The Principate brought the development of an extended festival or "holy week" for Cybele and Attis in March (Latin Martius), from the Ides to nearly the end of the month ...
  • March 15 (Ides): Canna intrat ("The Reed enters"), marking the birth of Attis and his exposure in the reeds along the Phrygian river Sangarius, where he was discovered—depending on the version—by either shepherds or Cybele herself ...
  • March 22: Arbor intrat ("The Tree enters"), commemorating the death of Attis under a pine tree. The dendrophores ("tree bearers") cut down a tree, suspended from it an image of Attis, and carried it to the temple with lamentations. The day was formalized as part of the official Roman calendar under Claudius. A three-day period of mourning followed.
  • March 25 (vernal equinox on the Roman calendar): Hilaria ("Rejoicing"), when Attis was reborn.

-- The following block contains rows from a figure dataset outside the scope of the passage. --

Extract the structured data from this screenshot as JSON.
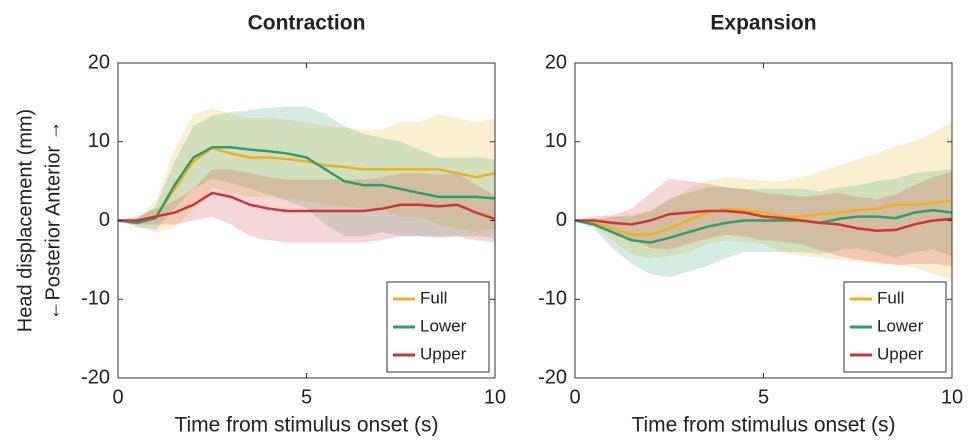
{
  "chart_data": [
    {
      "type": "line",
      "title": "Contraction",
      "xlabel": "Time from stimulus onset (s)",
      "ylabel": [
        "Head displacement (mm)",
        "←Posterior  Anterior →"
      ],
      "x": [
        0,
        0.5,
        1,
        1.5,
        2,
        2.5,
        3,
        3.5,
        4,
        4.5,
        5,
        5.5,
        6,
        6.5,
        7,
        7.5,
        8,
        8.5,
        9,
        9.5,
        10
      ],
      "xlim": [
        0,
        10
      ],
      "xticks": [
        0,
        5,
        10
      ],
      "ylim": [
        -20,
        20
      ],
      "yticks": [
        -20,
        -10,
        0,
        10,
        20
      ],
      "legend": "lower right",
      "series": [
        {
          "name": "Full",
          "color": "#edb120",
          "values": [
            0,
            -0.3,
            0.5,
            4,
            7.5,
            9.2,
            8.5,
            8,
            8,
            7.8,
            7.5,
            7,
            6.8,
            6.5,
            6.5,
            6.5,
            6.5,
            6.5,
            6,
            5.5,
            6
          ],
          "sd": [
            0,
            0.5,
            2,
            5,
            6,
            5,
            5,
            5,
            5,
            5,
            5,
            5,
            5,
            5,
            5,
            6,
            6,
            7,
            7,
            7,
            7
          ]
        },
        {
          "name": "Lower",
          "color": "#2e9e6b",
          "values": [
            0,
            -0.3,
            0.3,
            4.5,
            8,
            9.3,
            9.3,
            9,
            8.8,
            8.5,
            8,
            6.5,
            5,
            4.5,
            4.5,
            4,
            3.5,
            3,
            3,
            3,
            2.8
          ],
          "sd": [
            0,
            0.5,
            1.5,
            3,
            4,
            4,
            4.5,
            5,
            5.5,
            6,
            6.5,
            7,
            7,
            6.5,
            6,
            6,
            5.5,
            5,
            5,
            5,
            5
          ]
        },
        {
          "name": "Upper",
          "color": "#d03535",
          "values": [
            0,
            0,
            0.5,
            1,
            2,
            3.5,
            3,
            2,
            1.5,
            1.2,
            1.2,
            1.2,
            1.2,
            1.2,
            1.5,
            2,
            2,
            1.8,
            2,
            1,
            0.2
          ],
          "sd": [
            0,
            0.5,
            1,
            1.5,
            2,
            3,
            3.5,
            4,
            4,
            4,
            4,
            4,
            4,
            4,
            4,
            4,
            4,
            4,
            4,
            3.5,
            3
          ]
        }
      ]
    },
    {
      "type": "line",
      "title": "Expansion",
      "xlabel": "Time from stimulus onset (s)",
      "x": [
        0,
        0.5,
        1,
        1.5,
        2,
        2.5,
        3,
        3.5,
        4,
        4.5,
        5,
        5.5,
        6,
        6.5,
        7,
        7.5,
        8,
        8.5,
        9,
        9.5,
        10
      ],
      "xlim": [
        0,
        10
      ],
      "xticks": [
        0,
        5,
        10
      ],
      "ylim": [
        -20,
        20
      ],
      "yticks": [
        -20,
        -10,
        0,
        10,
        20
      ],
      "legend": "lower right",
      "series": [
        {
          "name": "Full",
          "color": "#edb120",
          "values": [
            0,
            -0.3,
            -1,
            -1.8,
            -1.8,
            -1,
            0,
            1,
            1.5,
            1.3,
            1,
            0.5,
            0.5,
            0.8,
            1,
            1.3,
            1.5,
            2,
            2,
            2.2,
            2.5
          ],
          "sd": [
            0,
            0.5,
            1.5,
            2.5,
            3,
            3.5,
            4,
            4,
            4,
            4,
            4,
            4.5,
            5,
            5.5,
            6,
            6.5,
            7,
            7.5,
            8,
            9,
            10
          ]
        },
        {
          "name": "Lower",
          "color": "#2e9e6b",
          "values": [
            0,
            -0.5,
            -1.5,
            -2.5,
            -2.8,
            -2.2,
            -1.5,
            -0.8,
            -0.3,
            0,
            0,
            0,
            0,
            -0.3,
            0.2,
            0.5,
            0.5,
            0.3,
            1,
            1.3,
            1
          ],
          "sd": [
            0,
            0.5,
            2,
            3,
            4,
            5,
            5,
            5,
            4.5,
            4,
            4,
            4,
            4,
            4,
            4,
            4,
            4.5,
            5,
            5,
            5,
            5.5
          ]
        },
        {
          "name": "Upper",
          "color": "#d03535",
          "values": [
            0,
            0,
            -0.3,
            -0.5,
            0,
            0.8,
            1,
            1.2,
            1.2,
            1,
            0.5,
            0.3,
            0,
            -0.3,
            -0.5,
            -1,
            -1.3,
            -1.2,
            -0.5,
            0,
            0.2
          ],
          "sd": [
            0,
            0.5,
            1,
            2,
            3.5,
            4.5,
            4,
            3.5,
            3,
            3,
            3,
            3,
            3,
            3.5,
            4,
            4,
            4,
            4.5,
            5,
            5.5,
            6
          ]
        }
      ]
    }
  ]
}
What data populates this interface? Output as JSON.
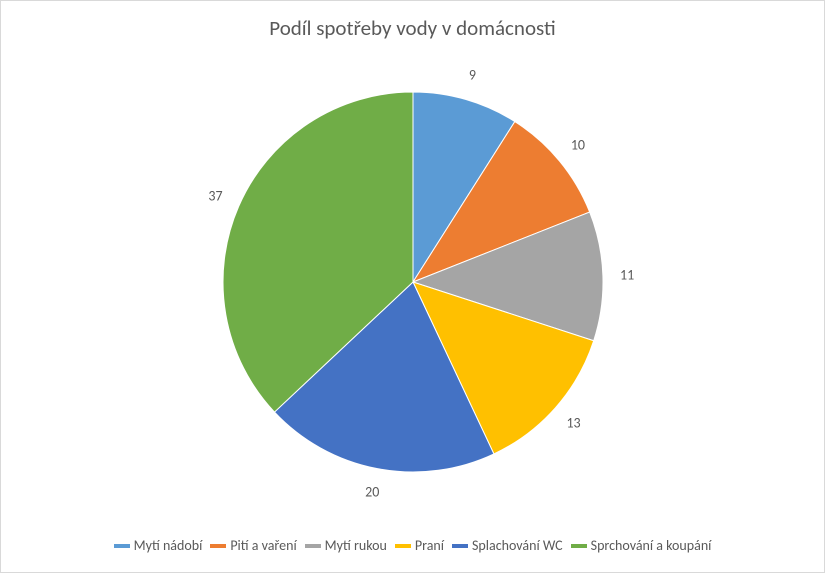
{
  "chart": {
    "type": "pie",
    "title": "Podíl spotřeby vody v domácnosti",
    "title_fontsize": 21,
    "title_color": "#595959",
    "background_color": "#ffffff",
    "border_color": "#d9d9d9",
    "label_fontsize": 14,
    "label_color": "#595959",
    "legend_fontsize": 14,
    "legend_color": "#595959",
    "legend_swatch_width": 16,
    "legend_swatch_height": 4,
    "radius": 190,
    "start_angle_deg": -90,
    "data_label_offset_factor": 1.13,
    "series": [
      {
        "label": "Mytí nádobí",
        "value": 9,
        "color": "#5b9bd5"
      },
      {
        "label": "Pití a vaření",
        "value": 10,
        "color": "#ed7d31"
      },
      {
        "label": "Mytí rukou",
        "value": 11,
        "color": "#a5a5a5"
      },
      {
        "label": "Praní",
        "value": 13,
        "color": "#ffc000"
      },
      {
        "label": "Splachování WC",
        "value": 20,
        "color": "#4472c4"
      },
      {
        "label": "Sprchování a koupání",
        "value": 37,
        "color": "#70ad47"
      }
    ]
  }
}
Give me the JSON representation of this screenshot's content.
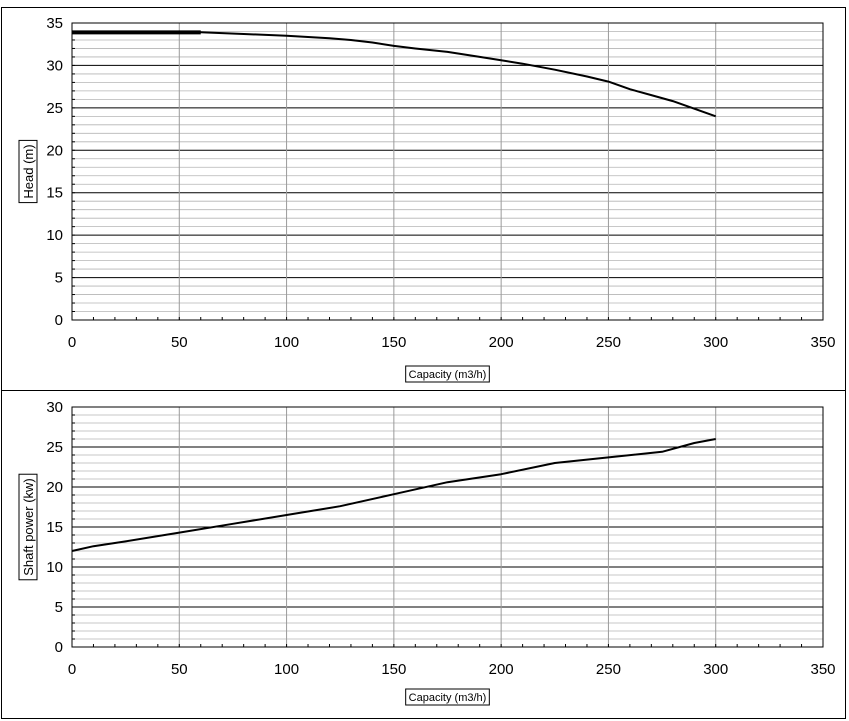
{
  "chart_data": [
    {
      "type": "line",
      "ylabel": "Head (m)",
      "xlabel": "Capacity (m3/h)",
      "xlim": [
        0,
        350
      ],
      "ylim": [
        0,
        35
      ],
      "x_ticks": [
        "0",
        "50",
        "100",
        "150",
        "200",
        "250",
        "300",
        "350"
      ],
      "y_ticks": [
        "0",
        "5",
        "10",
        "15",
        "20",
        "25",
        "30",
        "35"
      ],
      "x_tick_values": [
        0,
        50,
        100,
        150,
        200,
        250,
        300,
        350
      ],
      "y_tick_values": [
        0,
        5,
        10,
        15,
        20,
        25,
        30,
        35
      ],
      "grid": true,
      "series": [
        {
          "x": [
            0,
            60,
            80,
            100,
            120,
            130,
            140,
            150,
            160,
            175,
            190,
            200,
            210,
            225,
            240,
            250,
            260,
            270,
            280,
            290,
            300
          ],
          "y": [
            33.9,
            33.9,
            33.7,
            33.5,
            33.2,
            33.0,
            32.7,
            32.3,
            32.0,
            31.6,
            31.0,
            30.6,
            30.2,
            29.5,
            28.7,
            28.1,
            27.2,
            26.5,
            25.8,
            24.9,
            24.0
          ]
        }
      ]
    },
    {
      "type": "line",
      "ylabel": "Shaft power (kw)",
      "xlabel": "Capacity (m3/h)",
      "xlim": [
        0,
        350
      ],
      "ylim": [
        0,
        30
      ],
      "x_ticks": [
        "0",
        "50",
        "100",
        "150",
        "200",
        "250",
        "300",
        "350"
      ],
      "y_ticks": [
        "0",
        "5",
        "10",
        "15",
        "20",
        "25",
        "30"
      ],
      "x_tick_values": [
        0,
        50,
        100,
        150,
        200,
        250,
        300,
        350
      ],
      "y_tick_values": [
        0,
        5,
        10,
        15,
        20,
        25,
        30
      ],
      "grid": true,
      "series": [
        {
          "x": [
            0,
            10,
            25,
            50,
            75,
            100,
            125,
            150,
            175,
            200,
            225,
            250,
            275,
            290,
            300
          ],
          "y": [
            12.0,
            12.6,
            13.2,
            14.3,
            15.4,
            16.5,
            17.6,
            19.1,
            20.6,
            21.6,
            23.0,
            23.7,
            24.4,
            25.5,
            26.0
          ]
        }
      ]
    }
  ]
}
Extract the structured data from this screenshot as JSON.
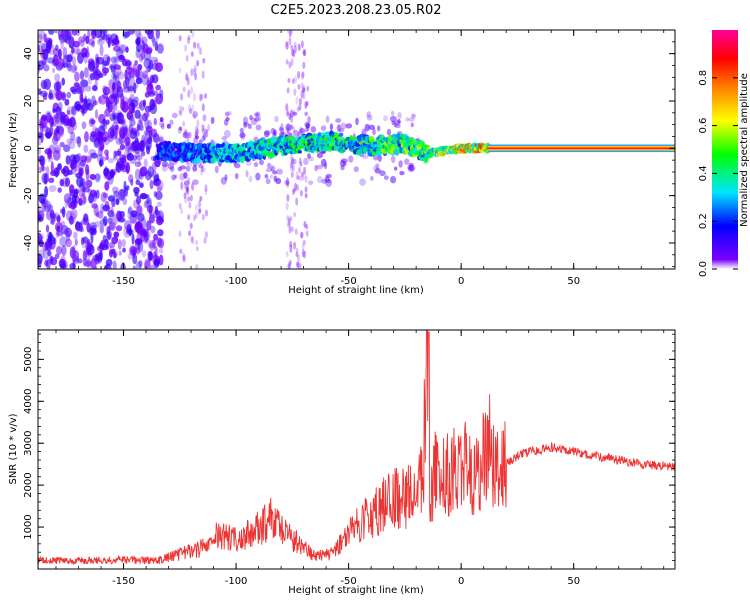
{
  "title": "C2E5.2023.208.23.05.R02",
  "chart_data": [
    {
      "type": "heatmap",
      "name": "spectrogram",
      "xlabel": "Height of straight line (km)",
      "ylabel": "Frequency (Hz)",
      "xlim": [
        -188,
        95
      ],
      "ylim": [
        -51,
        50
      ],
      "x_ticks": [
        -150,
        -100,
        -50,
        0,
        50
      ],
      "y_ticks": [
        -40,
        -20,
        0,
        20,
        40
      ],
      "colorbar": {
        "label": "Normalized spectral amplitude",
        "range": [
          0.0,
          1.0
        ],
        "ticks": [
          0.0,
          0.2,
          0.4,
          0.6,
          0.8
        ],
        "colors": [
          "#ffffff",
          "#7a00ff",
          "#0000ff",
          "#00e5ff",
          "#00ff00",
          "#ffff00",
          "#ff8000",
          "#ff0000",
          "#ff0099"
        ]
      },
      "trace": [
        {
          "x": -135,
          "y": -1,
          "amp": 0.25
        },
        {
          "x": -120,
          "y": -2,
          "amp": 0.3
        },
        {
          "x": -100,
          "y": -2,
          "amp": 0.4
        },
        {
          "x": -80,
          "y": 1,
          "amp": 0.45
        },
        {
          "x": -60,
          "y": 3,
          "amp": 0.5
        },
        {
          "x": -40,
          "y": 1,
          "amp": 0.5
        },
        {
          "x": -25,
          "y": 2,
          "amp": 0.55
        },
        {
          "x": -15,
          "y": -2,
          "amp": 0.55
        },
        {
          "x": 0,
          "y": 0,
          "amp": 0.8
        },
        {
          "x": 12,
          "y": 0,
          "amp": 0.85
        },
        {
          "x": 95,
          "y": 0,
          "amp": 0.9
        }
      ]
    },
    {
      "type": "line",
      "name": "snr",
      "xlabel": "Height of straight line (km)",
      "ylabel": "SNR (10 * v/v)",
      "xlim": [
        -188,
        95
      ],
      "ylim": [
        0,
        5700
      ],
      "x_ticks": [
        -150,
        -100,
        -50,
        0,
        50
      ],
      "y_ticks": [
        1000,
        2000,
        3000,
        4000,
        5000
      ],
      "color": "#ee3333",
      "x": [
        -188,
        -170,
        -150,
        -135,
        -125,
        -115,
        -108,
        -100,
        -92,
        -85,
        -78,
        -72,
        -65,
        -58,
        -50,
        -45,
        -40,
        -35,
        -30,
        -25,
        -20,
        -17,
        -15,
        -14,
        -12,
        -8,
        -4,
        0,
        5,
        10,
        12,
        15,
        20,
        25,
        30,
        40,
        50,
        60,
        70,
        80,
        95
      ],
      "y": [
        200,
        200,
        220,
        200,
        350,
        500,
        800,
        700,
        900,
        1200,
        900,
        600,
        300,
        350,
        800,
        1100,
        1300,
        1500,
        1700,
        1700,
        2000,
        2200,
        5600,
        1500,
        2300,
        2200,
        2300,
        2600,
        2200,
        2600,
        3100,
        2200,
        2500,
        2700,
        2800,
        2900,
        2800,
        2700,
        2600,
        2500,
        2450
      ]
    }
  ]
}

Scholars are divided as to whether the entire series was more or less put into place under Claudius, or whether the festival grew over time. The Phrygian character of the cult would have appealed to the Julio-Claudians as an expression of their claim to Trojan ancestry. It may be that Claudius established observances mourning the death of Attis, before he had acquired his full significance as a resurrected god of rebirth, expressed by rejoicing at the later Canna intrat and by the Hilaria. The full sequence at any rate is thought to have been official in the time of Antoninus Pius (reigned 138–161), but among extant fasti appears only in the Calendar of Philocalus (354 AD).

Priesthood
In Rome, the Galli and their cult fell under the supreme authority of the pontifices, who were usually drawn from Rome's highest ranking, wealthiest citizens. The Galli themselves, although imported to serve the day-to-day workings of their goddess's cult on Rome's behalf, represented an inversion of Roman priestly traditions in which senior priests were citizens, expected to raise families, and personally responsible for the running costs of their temples, assistants, cults, and festivals. As eunuchs, incapable of reproduction, the Galli were forbidden Roman citizenship and rights of inheritance; like their eastern counterparts, they were technically mendicants whose living depended on the pious generosity of others. For a few days of the year, during the Megalesia, Cybele's laws allowed them to leave their quarters, located within the goddess' temple complex, and roam the streets to beg for money. They were outsiders, marked out as Galli by their regalia, and their notoriously effeminate dress and demeanour, but as priests of a state cult, they were sacred and inviolate. From the start, they were objects of Roman fascination, scorn, and religious awe. No Roman, not even a slave, could castrate himself "in honour of the Goddess" without penalty; in 101 BCE, a slave who had done so was exiled. Augustus selected priests from among his own freedmen to supervise Magna Mater's cult, and brought it under Imperial control. Claudius introduced the senior priestly office of Archigallus, who was not a eunuch and held full Roman citizenship.